Assume it were otherwise. That Jim reasonably relied upon the
assumption the license would be perpetual, hired a few people and
bought machines to use CODER. Further assume that the grantor could
be expected to know that Jim's conduct were reasonable. In most
states, these facts could be grounds for equitable estoppel that
would preclude revocation of the license. Other grounds to make an
otherwise revocable license irrevocable include the transfer of
valuable consideration or an interest in the work for the license.

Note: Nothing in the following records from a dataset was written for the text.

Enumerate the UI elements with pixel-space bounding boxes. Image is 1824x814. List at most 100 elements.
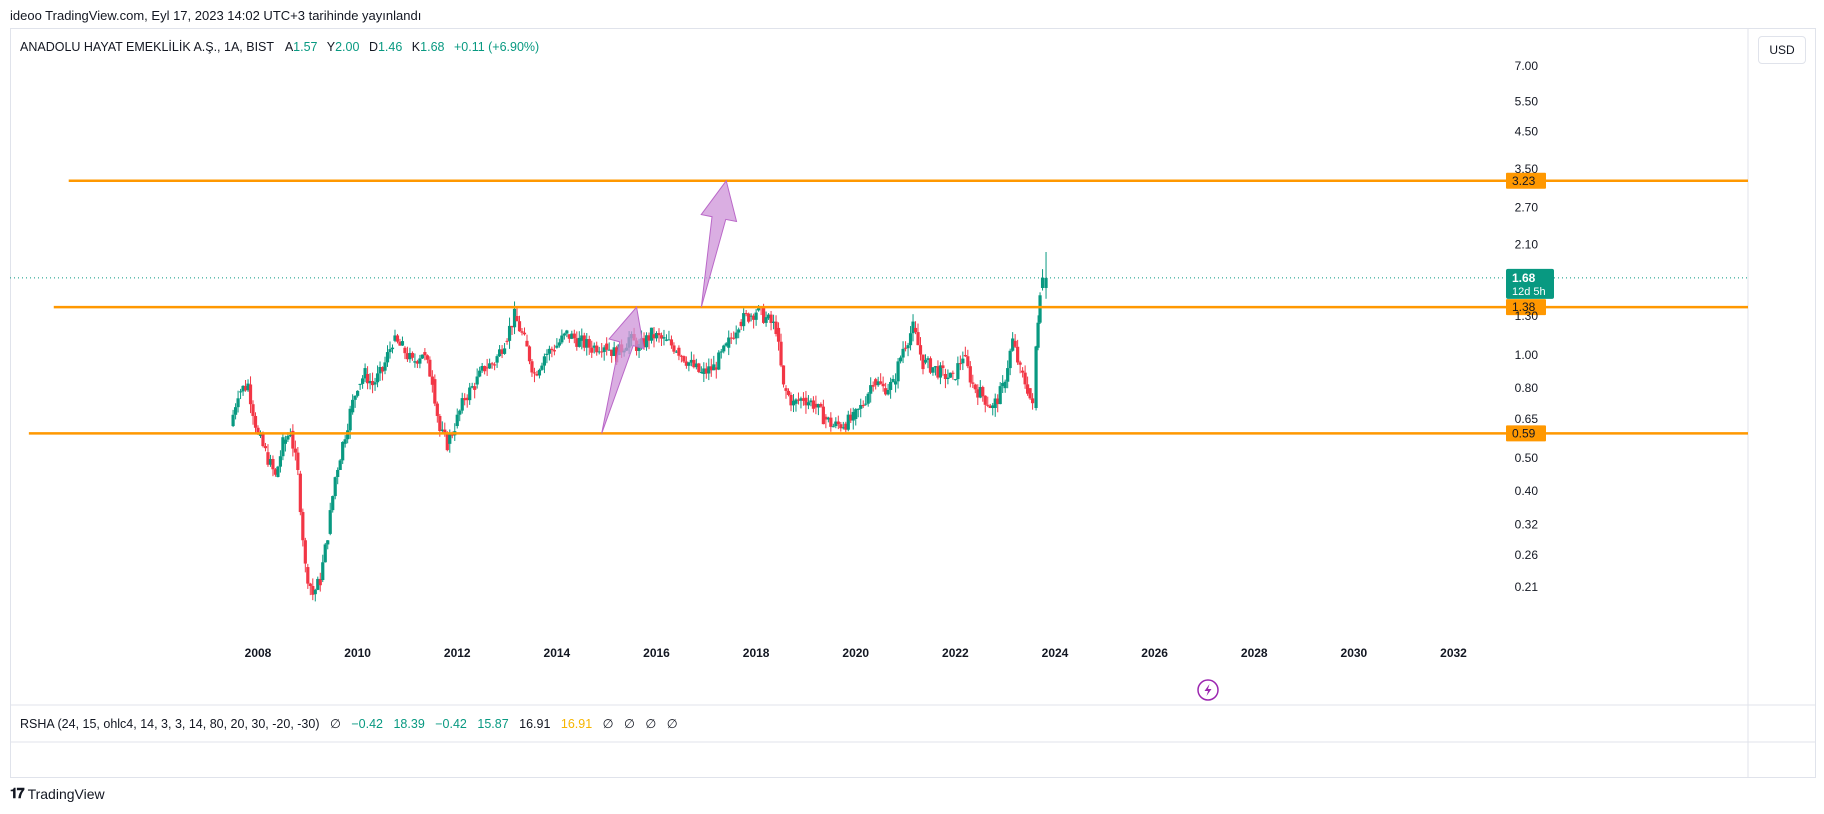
candle-body bbox=[497, 349, 502, 357]
candle-body bbox=[928, 358, 933, 373]
candle-body bbox=[560, 335, 564, 343]
candle-body bbox=[316, 578, 320, 590]
candle-body bbox=[983, 395, 987, 405]
level-price-label: 1.38 bbox=[1512, 300, 1536, 314]
candle-body bbox=[814, 403, 818, 408]
candle-body bbox=[986, 404, 990, 406]
candle-body bbox=[545, 353, 549, 355]
price-tick-label: 4.50 bbox=[1515, 124, 1539, 138]
footer-brand[interactable]: 𝟏𝟕 TradingView bbox=[10, 785, 105, 802]
candle-body bbox=[478, 370, 482, 377]
candle-body bbox=[370, 381, 375, 386]
candle-body bbox=[373, 382, 377, 385]
level-price-label: 0.59 bbox=[1512, 426, 1536, 440]
candle-body bbox=[953, 379, 957, 381]
currency-button[interactable]: USD bbox=[1758, 36, 1806, 64]
candle-body bbox=[455, 414, 459, 427]
candle-body bbox=[488, 363, 492, 369]
candle-body bbox=[806, 402, 811, 406]
candle-body bbox=[490, 363, 494, 365]
candle-body bbox=[415, 361, 419, 364]
change-value: +0.11 (+6.90%) bbox=[453, 40, 540, 54]
low-label: D bbox=[368, 40, 378, 54]
candle-body bbox=[465, 397, 469, 401]
candle-body bbox=[737, 329, 741, 333]
candle-body bbox=[747, 313, 751, 322]
indicator-legend[interactable]: RSHA (24, 15, ohlc4, 14, 3, 3, 14, 80, 2… bbox=[20, 716, 685, 731]
price-tick-label: 7.00 bbox=[1515, 59, 1539, 73]
candle-body bbox=[358, 383, 362, 385]
candle-body bbox=[894, 381, 898, 385]
lightning-icon[interactable] bbox=[1197, 679, 1219, 701]
candle-body bbox=[744, 313, 748, 315]
candle-body bbox=[233, 407, 238, 415]
indicator-name[interactable]: RSHA (24, 15, ohlc4, 14, 3, 3, 14, 80, 2… bbox=[20, 717, 320, 731]
candle-body bbox=[575, 338, 579, 347]
candles-layer bbox=[231, 252, 1048, 602]
candle-body bbox=[1030, 398, 1035, 404]
candle-body bbox=[435, 403, 439, 416]
candle-body bbox=[684, 361, 688, 366]
candle-body bbox=[903, 347, 908, 349]
candle-body bbox=[473, 386, 477, 390]
candle-body bbox=[687, 362, 691, 366]
time-axis[interactable]: 2008 2010 2012 2014 2016 2018 2020 2022 2024 2026… bbox=[245, 646, 1468, 660]
candle-body bbox=[390, 347, 395, 350]
candle-body bbox=[510, 325, 514, 328]
candle-body bbox=[784, 388, 788, 391]
indicator-value: 16.91 bbox=[560, 717, 593, 731]
candle-body bbox=[570, 333, 574, 339]
candle-body bbox=[786, 390, 791, 395]
price-tick-label: 0.21 bbox=[1515, 580, 1539, 594]
candle-body bbox=[916, 332, 920, 346]
candle-body bbox=[754, 312, 758, 320]
candle-body bbox=[821, 406, 825, 425]
up-arrow-drawing[interactable] bbox=[700, 179, 738, 308]
price-tick-label: 2.70 bbox=[1515, 200, 1539, 214]
candle-body bbox=[766, 314, 771, 319]
symbol-name[interactable]: ANADOLU HAYAT EMEKLİLİK A.Ş., 1A, BIST bbox=[20, 40, 275, 54]
candle-body bbox=[567, 334, 571, 339]
candle-body bbox=[719, 351, 723, 353]
candle-body bbox=[318, 578, 322, 586]
indicator-value: ∅ bbox=[602, 717, 614, 731]
candle-body bbox=[393, 335, 397, 341]
candle-body bbox=[577, 337, 581, 347]
candle-body bbox=[607, 349, 611, 351]
candle-body bbox=[973, 384, 977, 390]
candle-body bbox=[951, 372, 955, 374]
candle-body bbox=[819, 403, 823, 407]
candle-body bbox=[846, 414, 850, 430]
candle-body bbox=[365, 373, 370, 384]
candle-body bbox=[517, 321, 522, 332]
candle-body bbox=[963, 355, 967, 357]
price-tick-label: 0.65 bbox=[1515, 412, 1539, 426]
candle-body bbox=[293, 448, 297, 453]
candle-body bbox=[976, 389, 980, 398]
candle-body bbox=[993, 398, 997, 409]
candle-body bbox=[243, 385, 248, 391]
time-tick-label: 2018 bbox=[743, 646, 770, 660]
candle-body bbox=[258, 434, 263, 436]
candle-body bbox=[824, 416, 828, 420]
up-arrow-drawing[interactable] bbox=[601, 306, 645, 434]
candle-body bbox=[831, 426, 835, 428]
candle-body bbox=[600, 351, 604, 353]
candle-body bbox=[943, 373, 948, 380]
candle-body bbox=[998, 386, 1002, 405]
candle-body bbox=[552, 350, 556, 352]
candle-body bbox=[418, 358, 422, 364]
price-axis[interactable]: 7.00 5.50 4.50 3.50 2.70 2.10 1.30 1.00 0.80 0.65… bbox=[1515, 59, 1539, 594]
candle-body bbox=[493, 364, 497, 366]
candle-body bbox=[592, 345, 596, 348]
candle-body bbox=[403, 347, 407, 354]
candle-body bbox=[1038, 295, 1042, 323]
candle-body bbox=[438, 415, 442, 432]
candle-body bbox=[283, 439, 287, 444]
candle-body bbox=[433, 379, 437, 404]
candle-body bbox=[273, 469, 278, 475]
price-tick-label: 0.50 bbox=[1515, 451, 1539, 465]
candle-body bbox=[313, 589, 317, 595]
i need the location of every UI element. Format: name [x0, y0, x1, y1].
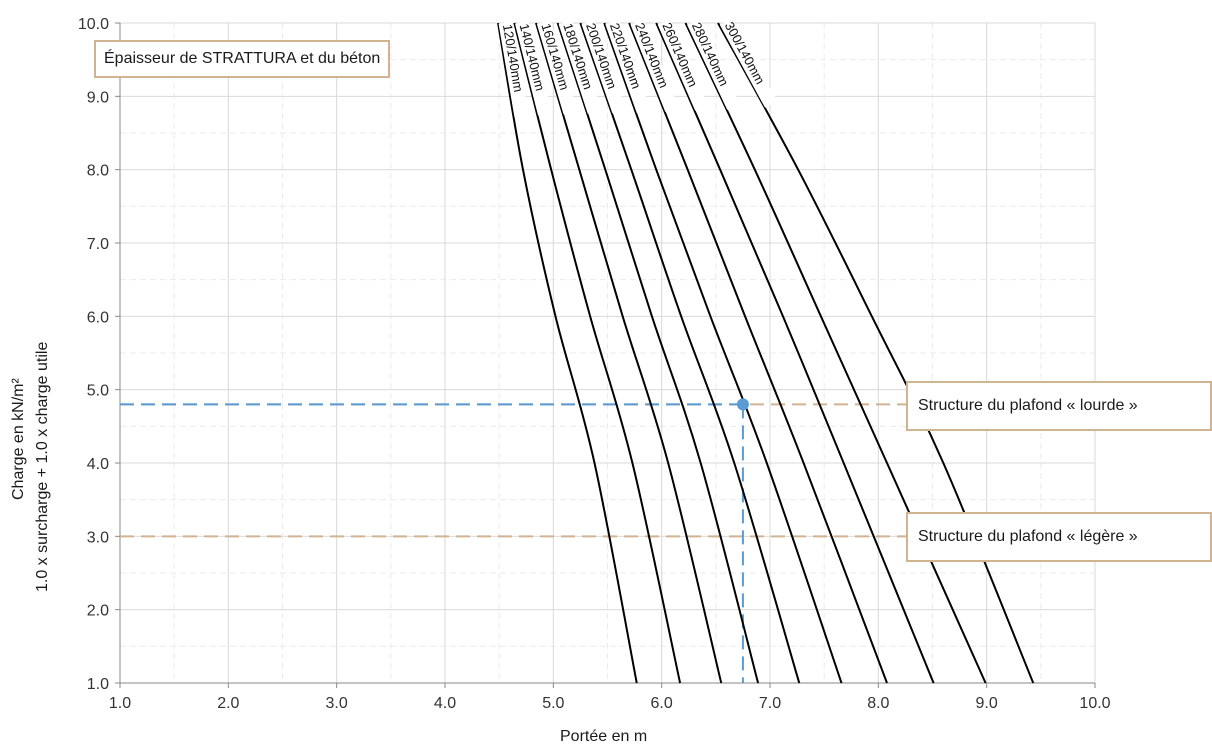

Again, state law governs and I wouldn't presume that the result in
one state would be the same as another, let alone from nationality to
nationality. Signed writings can make a license irrevocable in some
cases.
Note that revocation of a license is sometimes legally different from
its termination. A license once revoked, is the legal effect of
dissolving the license. ANY USE THEREAFTER is infringment, period --
and because of the knowledge of license and revocation -- willful to
boot. A license may be terminated under various circumstances set
forth in an agreement, which may require conditions to be satisfied.
It is possible in some termination cases that a declaration by a
court as to its termination is required before an infringement occurs.
Finally, assume that the license was broader, permitting not only
reproduction and distribution, but also derivation. Assume I create
a derivatie work: FORKEDCODER. Your termination or revocation was
effective AFTER FORKEDCODER was written. What is the effect of the
termination of the license to CODER? Quite possibly none at all.
possibly the death of the fork. this is a generally cutting edge
area of the law, and we won't know until courts have decided.
The long and short of this, is that these questions are AMAZINGLY
fact and jurisdiction dependent. It would be ridiculous for a non-
lawyer to presume, without specific advice of counsel who has
analyzed the particular facts, they knew the answer one way or the
other.
End result: It is risky in the extreme, to presume without sound
advice that a license is irrevocable -- either as grantor or grantee.